MISCONCEPTION 2: Without Subsidies Most People Will Not Adopt Improved Sanitation
REALITY: People are buying latrines and in fact most latrines in the developing world have been installed by homeowners with no subsidy. An extremely poor minority may lack the ability to buy a latrine by themselves, but most, with the right choices, knowledge, and perhaps community support mechanisms, will pay for their own latrine.
MISCONCEPTION 3: Low Cost of Latrines Is the Most Important Latrine Attribute
REALITY: There are always trade-offs in decision making, and it is increasingly clear that a cheap latrine that offers poor quality and none of the features the consumer wants will not sell. While favored features will vary across cultures, several attributes appear to be particularly important and, to many, worth paying more for—minimal sight and smell of feces, durability, ease of cleaning, operating performance, and safety for children.
MISCONCEPTION 4: High Cost Is Not the Only Barrier to Adoption of Improved Sanitation
REALITY: The high cost of many existing latrine technologies is a barrier to installation, but it is not the only one. Others, such as lack of information on available latrine technologies and lack of alternative financing options, also act as a barrier to latrine adoption. In fact, more expensive latrines are bought by households when they provide an adequate level of satisfaction and when there are alternatives to paying a lump sum for the capital cost of the latrine. These alternatives involve mechanisms that allow homeowners to pay for their latrines over time (e.g., credit and savings mechanisms; installing the hardware in stages) or to reduce capital outlay (contributing do-it-yourself labor or materials, organizing bulk purchases of goods and services, accessing government support, modifying latrine designs).
MISCONCEPTION 5: Provision of Sanitation Hardware is Enough for Health Results
REALITY: To have the desired health impacts latrine coverage must be high in a community and latrines must be maintained and used consistently. Using a marketing approach, people choose the type of sanitation they want and are more likely to value it, and thus more likely to use and maintain it.

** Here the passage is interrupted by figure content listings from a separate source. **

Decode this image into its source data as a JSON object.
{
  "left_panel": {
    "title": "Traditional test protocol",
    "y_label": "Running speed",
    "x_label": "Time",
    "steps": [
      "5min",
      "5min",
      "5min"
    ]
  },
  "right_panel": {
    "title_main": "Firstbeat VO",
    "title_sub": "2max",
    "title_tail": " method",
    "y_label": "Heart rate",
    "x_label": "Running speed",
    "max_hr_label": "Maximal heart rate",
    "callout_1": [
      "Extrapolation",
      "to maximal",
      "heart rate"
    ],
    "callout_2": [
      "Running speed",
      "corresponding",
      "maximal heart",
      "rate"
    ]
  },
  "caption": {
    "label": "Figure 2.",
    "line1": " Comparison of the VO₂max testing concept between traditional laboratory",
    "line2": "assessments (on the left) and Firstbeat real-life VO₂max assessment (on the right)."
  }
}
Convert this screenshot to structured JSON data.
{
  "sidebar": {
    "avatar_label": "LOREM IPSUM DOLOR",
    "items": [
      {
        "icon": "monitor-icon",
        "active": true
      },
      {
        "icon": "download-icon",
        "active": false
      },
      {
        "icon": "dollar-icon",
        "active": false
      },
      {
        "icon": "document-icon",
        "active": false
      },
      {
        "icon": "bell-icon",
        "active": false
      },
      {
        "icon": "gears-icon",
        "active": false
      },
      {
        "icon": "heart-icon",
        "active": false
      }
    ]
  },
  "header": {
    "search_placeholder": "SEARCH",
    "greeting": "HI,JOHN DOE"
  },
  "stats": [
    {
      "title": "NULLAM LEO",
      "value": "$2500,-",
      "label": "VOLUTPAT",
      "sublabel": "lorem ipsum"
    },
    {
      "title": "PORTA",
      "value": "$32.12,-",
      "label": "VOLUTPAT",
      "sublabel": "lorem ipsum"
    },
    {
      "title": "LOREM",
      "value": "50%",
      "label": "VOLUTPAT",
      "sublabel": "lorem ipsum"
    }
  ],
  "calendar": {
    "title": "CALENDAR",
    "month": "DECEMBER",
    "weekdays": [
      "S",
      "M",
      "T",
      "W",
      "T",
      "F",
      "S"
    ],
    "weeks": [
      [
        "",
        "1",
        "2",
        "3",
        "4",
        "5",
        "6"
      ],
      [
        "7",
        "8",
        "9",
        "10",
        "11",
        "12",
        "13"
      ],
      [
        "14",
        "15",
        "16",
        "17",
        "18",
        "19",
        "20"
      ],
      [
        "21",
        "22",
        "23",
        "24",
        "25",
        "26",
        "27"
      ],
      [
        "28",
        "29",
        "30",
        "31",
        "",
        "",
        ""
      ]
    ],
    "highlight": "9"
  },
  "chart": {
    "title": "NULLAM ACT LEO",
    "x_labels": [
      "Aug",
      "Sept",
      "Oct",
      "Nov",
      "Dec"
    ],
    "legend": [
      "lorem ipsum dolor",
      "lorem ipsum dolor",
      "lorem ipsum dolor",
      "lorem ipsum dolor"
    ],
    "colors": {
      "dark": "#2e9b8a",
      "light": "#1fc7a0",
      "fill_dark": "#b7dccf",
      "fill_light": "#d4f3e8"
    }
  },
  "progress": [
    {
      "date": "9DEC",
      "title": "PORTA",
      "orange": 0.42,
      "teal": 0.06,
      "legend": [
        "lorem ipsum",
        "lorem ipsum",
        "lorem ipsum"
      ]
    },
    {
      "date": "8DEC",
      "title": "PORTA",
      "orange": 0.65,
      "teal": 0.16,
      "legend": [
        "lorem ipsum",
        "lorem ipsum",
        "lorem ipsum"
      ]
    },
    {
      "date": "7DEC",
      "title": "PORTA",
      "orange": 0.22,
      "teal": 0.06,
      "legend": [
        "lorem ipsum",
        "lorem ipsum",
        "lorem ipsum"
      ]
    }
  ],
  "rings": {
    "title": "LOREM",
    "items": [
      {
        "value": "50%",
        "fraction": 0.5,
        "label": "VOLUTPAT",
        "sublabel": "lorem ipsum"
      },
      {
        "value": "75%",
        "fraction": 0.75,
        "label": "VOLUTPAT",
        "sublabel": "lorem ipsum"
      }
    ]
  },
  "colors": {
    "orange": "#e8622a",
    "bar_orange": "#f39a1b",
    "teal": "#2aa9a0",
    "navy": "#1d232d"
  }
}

MISCONCEPTION 6: Capacity for the Provision of Affordable Sanitation Options Exists
REALITY: Supply-side service providers, such as masons and finance organizations, may exist in a given region, but they may not have the required skills to support appropriate sanitation solutions. Masons may be familiar with housing construction and drainage based on piped solutions, but not with improved latrine technologies. Similarly, finance organizations may provide loans for home improvements but may not allow for latrine construction. This capacity needs to be developed.